Synthesis of asynchronous circuits
>The majority of integrated circuits today are synchronous: every part of the chip times its operation with reference to a single global clock. As circuits become larger and faster, it becomes progressively more difficult to coordinate all actions of the chip to the clock. Asynchronous circuits do not suffer from this problem, because they do not require global synchronization; they also offer other benefits, such as modularity, lower power and automatic adaptation to physical conditions.
>The main disadvantage of asynchronous circuits is that techniques for their design are less well understood than for synchronous circuits, and there are few tools to help with the design process. This dissertation proposes an approach to the design of asynchronous modules, and a new synthesis tool which combines a number of novel ideas with existing methods for finite state machine synthesis. Connections between modules are assumed to have unbounded finite delays on all wires, but fundamental mode is used inside modules, rather than the pessimistic speed-independent or quasi-delay-insensitive models. Accurate technology-specific verification is performed to check that circuits work correctly.

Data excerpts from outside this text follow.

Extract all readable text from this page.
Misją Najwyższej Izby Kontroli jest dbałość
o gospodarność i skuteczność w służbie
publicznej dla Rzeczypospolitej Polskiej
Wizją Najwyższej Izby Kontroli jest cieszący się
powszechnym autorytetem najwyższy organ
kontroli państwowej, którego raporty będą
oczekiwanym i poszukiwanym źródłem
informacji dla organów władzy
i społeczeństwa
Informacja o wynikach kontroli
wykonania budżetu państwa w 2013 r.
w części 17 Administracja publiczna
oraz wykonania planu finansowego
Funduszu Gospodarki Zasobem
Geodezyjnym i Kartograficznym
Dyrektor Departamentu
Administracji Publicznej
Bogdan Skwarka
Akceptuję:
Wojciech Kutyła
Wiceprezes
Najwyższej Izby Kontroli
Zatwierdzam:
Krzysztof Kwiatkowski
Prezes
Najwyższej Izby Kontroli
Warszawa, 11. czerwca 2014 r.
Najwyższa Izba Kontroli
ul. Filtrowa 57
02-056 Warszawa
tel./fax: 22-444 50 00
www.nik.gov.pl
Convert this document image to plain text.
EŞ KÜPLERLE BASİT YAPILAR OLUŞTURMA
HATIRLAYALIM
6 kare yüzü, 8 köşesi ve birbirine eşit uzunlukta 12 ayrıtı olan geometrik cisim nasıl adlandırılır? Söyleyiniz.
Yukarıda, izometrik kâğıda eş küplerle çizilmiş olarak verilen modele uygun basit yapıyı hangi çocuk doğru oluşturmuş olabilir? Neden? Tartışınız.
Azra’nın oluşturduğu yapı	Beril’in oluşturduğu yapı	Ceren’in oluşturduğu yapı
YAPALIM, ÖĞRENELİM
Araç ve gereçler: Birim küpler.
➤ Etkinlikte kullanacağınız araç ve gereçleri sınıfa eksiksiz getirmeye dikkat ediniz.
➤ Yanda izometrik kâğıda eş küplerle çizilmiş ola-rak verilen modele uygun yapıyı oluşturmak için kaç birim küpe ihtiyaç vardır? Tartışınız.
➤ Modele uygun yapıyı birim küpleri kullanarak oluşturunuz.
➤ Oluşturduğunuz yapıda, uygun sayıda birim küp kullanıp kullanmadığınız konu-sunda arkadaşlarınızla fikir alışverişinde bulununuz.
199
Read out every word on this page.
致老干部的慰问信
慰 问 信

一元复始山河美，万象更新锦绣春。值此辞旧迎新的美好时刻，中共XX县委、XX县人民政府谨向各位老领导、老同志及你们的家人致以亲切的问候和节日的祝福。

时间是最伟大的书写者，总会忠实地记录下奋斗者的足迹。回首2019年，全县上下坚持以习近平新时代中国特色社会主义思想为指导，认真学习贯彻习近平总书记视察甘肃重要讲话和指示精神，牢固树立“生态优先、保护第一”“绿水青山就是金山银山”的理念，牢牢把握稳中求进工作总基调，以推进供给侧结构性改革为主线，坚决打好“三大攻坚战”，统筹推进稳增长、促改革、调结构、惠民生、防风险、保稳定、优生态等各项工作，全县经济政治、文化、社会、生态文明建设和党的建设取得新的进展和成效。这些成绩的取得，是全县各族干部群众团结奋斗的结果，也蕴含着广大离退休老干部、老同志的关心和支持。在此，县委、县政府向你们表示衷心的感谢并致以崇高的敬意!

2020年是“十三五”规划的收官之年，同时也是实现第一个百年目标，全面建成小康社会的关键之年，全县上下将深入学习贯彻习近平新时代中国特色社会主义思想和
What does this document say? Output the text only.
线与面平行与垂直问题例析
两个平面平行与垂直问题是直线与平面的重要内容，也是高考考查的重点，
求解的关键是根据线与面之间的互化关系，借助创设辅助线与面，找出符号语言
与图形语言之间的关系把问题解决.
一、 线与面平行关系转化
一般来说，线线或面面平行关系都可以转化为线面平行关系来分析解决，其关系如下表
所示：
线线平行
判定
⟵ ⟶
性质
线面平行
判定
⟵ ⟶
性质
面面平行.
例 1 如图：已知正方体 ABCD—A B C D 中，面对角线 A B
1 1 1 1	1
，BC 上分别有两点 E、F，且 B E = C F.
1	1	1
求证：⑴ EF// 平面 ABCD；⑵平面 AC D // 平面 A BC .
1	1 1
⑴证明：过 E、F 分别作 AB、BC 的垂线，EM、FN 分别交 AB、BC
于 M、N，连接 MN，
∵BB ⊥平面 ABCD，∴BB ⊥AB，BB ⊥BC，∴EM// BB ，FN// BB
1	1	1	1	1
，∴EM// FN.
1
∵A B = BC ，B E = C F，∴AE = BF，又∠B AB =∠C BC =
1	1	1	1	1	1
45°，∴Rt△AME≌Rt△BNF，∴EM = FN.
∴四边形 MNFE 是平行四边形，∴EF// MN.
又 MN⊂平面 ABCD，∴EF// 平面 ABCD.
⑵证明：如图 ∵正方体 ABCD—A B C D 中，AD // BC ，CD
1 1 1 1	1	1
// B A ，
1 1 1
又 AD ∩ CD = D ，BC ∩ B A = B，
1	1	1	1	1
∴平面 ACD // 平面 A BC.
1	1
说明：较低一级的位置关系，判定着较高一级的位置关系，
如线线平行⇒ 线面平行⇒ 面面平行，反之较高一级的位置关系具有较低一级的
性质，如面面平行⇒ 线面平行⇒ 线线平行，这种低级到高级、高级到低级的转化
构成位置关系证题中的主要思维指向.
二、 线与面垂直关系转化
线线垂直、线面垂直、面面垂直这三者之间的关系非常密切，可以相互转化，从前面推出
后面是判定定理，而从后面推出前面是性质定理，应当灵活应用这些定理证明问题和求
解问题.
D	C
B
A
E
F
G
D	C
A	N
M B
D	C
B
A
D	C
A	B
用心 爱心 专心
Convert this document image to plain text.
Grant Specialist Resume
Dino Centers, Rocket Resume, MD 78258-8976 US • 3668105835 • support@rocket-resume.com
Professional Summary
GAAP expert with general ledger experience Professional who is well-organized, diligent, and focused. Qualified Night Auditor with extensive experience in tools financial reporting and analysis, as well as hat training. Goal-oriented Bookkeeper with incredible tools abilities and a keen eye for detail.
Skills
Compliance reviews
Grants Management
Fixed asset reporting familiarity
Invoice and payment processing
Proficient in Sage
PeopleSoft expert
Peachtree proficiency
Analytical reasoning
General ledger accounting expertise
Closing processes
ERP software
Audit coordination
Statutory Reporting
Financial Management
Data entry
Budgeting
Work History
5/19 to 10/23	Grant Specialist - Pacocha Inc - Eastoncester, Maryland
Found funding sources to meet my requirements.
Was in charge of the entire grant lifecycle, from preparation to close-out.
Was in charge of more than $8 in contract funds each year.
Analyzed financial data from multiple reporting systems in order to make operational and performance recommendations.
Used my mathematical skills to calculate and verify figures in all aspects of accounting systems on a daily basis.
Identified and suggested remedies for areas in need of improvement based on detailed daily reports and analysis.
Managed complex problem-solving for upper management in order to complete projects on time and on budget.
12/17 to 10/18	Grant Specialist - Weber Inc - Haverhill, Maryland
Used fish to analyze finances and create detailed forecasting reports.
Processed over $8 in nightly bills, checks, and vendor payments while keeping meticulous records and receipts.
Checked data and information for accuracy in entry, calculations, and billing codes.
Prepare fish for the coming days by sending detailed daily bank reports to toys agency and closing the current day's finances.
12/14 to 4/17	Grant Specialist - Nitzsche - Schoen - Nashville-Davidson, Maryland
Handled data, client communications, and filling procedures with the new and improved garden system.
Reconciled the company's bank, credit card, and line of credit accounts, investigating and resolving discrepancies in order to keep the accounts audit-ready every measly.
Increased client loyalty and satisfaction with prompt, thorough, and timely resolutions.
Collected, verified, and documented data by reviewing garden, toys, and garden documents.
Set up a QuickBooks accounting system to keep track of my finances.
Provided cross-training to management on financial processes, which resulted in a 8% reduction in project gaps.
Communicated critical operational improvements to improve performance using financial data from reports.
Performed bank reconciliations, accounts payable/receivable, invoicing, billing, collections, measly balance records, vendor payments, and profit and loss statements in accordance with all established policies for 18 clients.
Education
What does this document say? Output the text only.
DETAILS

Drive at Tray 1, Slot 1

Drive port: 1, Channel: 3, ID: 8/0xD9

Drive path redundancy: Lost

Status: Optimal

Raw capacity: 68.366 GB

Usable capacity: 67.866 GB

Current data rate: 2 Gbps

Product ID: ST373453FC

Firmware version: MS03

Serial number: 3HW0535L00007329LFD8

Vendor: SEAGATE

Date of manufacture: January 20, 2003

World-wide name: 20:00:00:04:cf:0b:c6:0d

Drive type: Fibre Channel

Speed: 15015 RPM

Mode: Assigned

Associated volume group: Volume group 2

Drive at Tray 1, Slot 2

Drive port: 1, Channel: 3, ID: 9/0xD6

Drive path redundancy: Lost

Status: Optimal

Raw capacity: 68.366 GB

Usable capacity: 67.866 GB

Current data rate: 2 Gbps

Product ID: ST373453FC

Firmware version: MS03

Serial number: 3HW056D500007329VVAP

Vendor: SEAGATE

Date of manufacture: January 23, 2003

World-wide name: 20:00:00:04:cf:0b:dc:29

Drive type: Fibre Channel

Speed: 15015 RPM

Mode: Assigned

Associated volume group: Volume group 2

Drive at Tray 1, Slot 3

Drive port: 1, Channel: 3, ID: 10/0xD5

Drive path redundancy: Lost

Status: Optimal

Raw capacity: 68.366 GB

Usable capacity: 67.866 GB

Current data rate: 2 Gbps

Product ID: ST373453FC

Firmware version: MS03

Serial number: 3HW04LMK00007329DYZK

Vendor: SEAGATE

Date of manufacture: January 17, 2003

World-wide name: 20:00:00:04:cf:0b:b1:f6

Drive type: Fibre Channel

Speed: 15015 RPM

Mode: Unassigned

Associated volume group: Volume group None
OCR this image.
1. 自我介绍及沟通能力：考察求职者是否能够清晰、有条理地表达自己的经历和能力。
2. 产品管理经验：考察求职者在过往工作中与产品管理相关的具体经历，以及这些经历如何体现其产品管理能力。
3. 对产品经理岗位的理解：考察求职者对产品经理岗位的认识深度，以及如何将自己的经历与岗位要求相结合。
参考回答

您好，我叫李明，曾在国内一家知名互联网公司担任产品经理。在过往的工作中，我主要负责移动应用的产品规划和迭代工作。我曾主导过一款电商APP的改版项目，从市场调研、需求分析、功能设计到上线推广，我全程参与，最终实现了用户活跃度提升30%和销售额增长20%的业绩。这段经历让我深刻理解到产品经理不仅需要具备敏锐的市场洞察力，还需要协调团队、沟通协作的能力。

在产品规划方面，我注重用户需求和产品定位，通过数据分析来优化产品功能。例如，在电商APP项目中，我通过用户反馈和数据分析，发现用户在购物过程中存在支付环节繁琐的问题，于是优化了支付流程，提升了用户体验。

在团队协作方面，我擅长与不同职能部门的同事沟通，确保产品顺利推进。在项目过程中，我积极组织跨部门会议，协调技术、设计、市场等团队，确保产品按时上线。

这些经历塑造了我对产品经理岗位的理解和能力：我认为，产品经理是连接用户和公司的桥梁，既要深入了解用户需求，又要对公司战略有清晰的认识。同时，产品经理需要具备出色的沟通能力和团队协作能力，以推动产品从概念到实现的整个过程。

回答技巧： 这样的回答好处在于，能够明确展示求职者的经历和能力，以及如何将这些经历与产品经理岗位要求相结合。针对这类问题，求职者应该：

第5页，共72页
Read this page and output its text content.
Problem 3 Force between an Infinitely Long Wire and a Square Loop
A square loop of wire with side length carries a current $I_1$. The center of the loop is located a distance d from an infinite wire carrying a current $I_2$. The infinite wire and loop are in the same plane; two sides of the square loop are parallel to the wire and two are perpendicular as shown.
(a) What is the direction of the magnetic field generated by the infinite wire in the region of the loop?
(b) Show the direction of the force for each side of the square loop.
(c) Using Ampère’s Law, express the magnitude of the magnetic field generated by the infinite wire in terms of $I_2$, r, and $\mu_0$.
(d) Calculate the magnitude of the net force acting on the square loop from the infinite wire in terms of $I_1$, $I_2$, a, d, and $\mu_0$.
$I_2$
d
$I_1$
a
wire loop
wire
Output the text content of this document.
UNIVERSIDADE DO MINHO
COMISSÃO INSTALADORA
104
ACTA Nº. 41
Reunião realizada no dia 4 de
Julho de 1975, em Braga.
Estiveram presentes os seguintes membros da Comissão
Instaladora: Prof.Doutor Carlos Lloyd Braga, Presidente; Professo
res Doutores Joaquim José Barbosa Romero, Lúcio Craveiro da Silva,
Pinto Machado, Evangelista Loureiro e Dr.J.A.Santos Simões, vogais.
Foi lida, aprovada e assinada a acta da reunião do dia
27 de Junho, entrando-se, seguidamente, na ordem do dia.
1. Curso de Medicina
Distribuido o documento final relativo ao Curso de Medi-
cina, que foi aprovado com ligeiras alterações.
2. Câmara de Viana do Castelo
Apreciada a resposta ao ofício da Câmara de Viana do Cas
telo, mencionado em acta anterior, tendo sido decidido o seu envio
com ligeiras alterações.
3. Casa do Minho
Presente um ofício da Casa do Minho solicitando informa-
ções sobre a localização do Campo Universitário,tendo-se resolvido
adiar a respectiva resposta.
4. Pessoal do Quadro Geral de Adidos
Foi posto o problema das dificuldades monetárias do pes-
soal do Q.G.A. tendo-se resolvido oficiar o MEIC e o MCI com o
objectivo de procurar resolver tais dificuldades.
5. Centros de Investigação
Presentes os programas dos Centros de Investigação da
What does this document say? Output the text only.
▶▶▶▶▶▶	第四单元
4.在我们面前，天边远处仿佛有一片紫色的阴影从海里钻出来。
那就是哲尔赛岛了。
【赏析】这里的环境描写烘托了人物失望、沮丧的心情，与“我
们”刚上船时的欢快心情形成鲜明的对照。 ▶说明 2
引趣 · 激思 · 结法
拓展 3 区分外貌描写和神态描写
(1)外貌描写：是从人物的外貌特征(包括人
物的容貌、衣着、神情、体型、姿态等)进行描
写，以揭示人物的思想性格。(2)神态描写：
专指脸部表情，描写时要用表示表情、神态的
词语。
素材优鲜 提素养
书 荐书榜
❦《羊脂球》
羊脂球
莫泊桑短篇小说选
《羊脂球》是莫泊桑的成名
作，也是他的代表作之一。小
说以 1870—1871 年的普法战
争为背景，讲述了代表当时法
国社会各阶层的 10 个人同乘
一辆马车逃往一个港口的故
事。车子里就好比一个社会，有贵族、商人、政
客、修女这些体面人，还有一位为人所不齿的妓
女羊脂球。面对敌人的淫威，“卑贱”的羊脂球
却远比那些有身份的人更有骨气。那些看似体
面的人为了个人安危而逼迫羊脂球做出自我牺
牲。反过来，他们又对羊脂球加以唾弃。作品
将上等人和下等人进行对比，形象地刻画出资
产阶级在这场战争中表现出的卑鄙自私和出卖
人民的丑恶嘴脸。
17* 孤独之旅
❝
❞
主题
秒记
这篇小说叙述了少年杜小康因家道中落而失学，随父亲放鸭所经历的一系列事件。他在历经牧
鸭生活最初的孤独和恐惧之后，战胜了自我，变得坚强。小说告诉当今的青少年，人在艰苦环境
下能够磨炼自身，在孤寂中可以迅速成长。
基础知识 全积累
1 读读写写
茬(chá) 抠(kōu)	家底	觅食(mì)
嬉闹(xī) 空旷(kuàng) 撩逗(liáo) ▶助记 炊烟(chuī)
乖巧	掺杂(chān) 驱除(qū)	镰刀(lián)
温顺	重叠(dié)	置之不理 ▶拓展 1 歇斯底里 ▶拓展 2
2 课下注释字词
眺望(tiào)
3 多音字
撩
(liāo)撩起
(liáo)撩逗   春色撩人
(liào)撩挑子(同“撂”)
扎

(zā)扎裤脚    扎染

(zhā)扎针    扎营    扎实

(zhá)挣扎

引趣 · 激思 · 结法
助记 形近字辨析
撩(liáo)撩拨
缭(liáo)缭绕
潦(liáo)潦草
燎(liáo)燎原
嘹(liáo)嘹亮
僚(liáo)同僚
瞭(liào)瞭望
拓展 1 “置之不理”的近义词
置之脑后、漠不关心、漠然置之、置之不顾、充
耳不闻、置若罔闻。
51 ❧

>Circuits are described using a language based upon the Signal Transition Graph, which is a well-known method for specifying asynchronous circuits. Concurrency reduction techniques are used to produce a large number of circuits that conform to a given specification. Circuits are verified using a bi-bounded simulation algorithm, and then performance estimations are obtained by a gate-level simulator utilising a new estimation of waveform slopes. Circuits can be ranked in terms of high speed, low power dissipation or small size, and then the best circuit for a particular task chosen.
>Results are presented that show significant improvements over most circuits produced by other synthesis tools. Some circuits are twice as fast and dissipate half the power of equivalent speed-independent circuits. Examples of the specification language are provided which show that it is easier to use than current specification approaches. The price that must be paid for the improved performance is decreased reliability, technology dependence of the circuits produced, and increased runtime compared to other tools.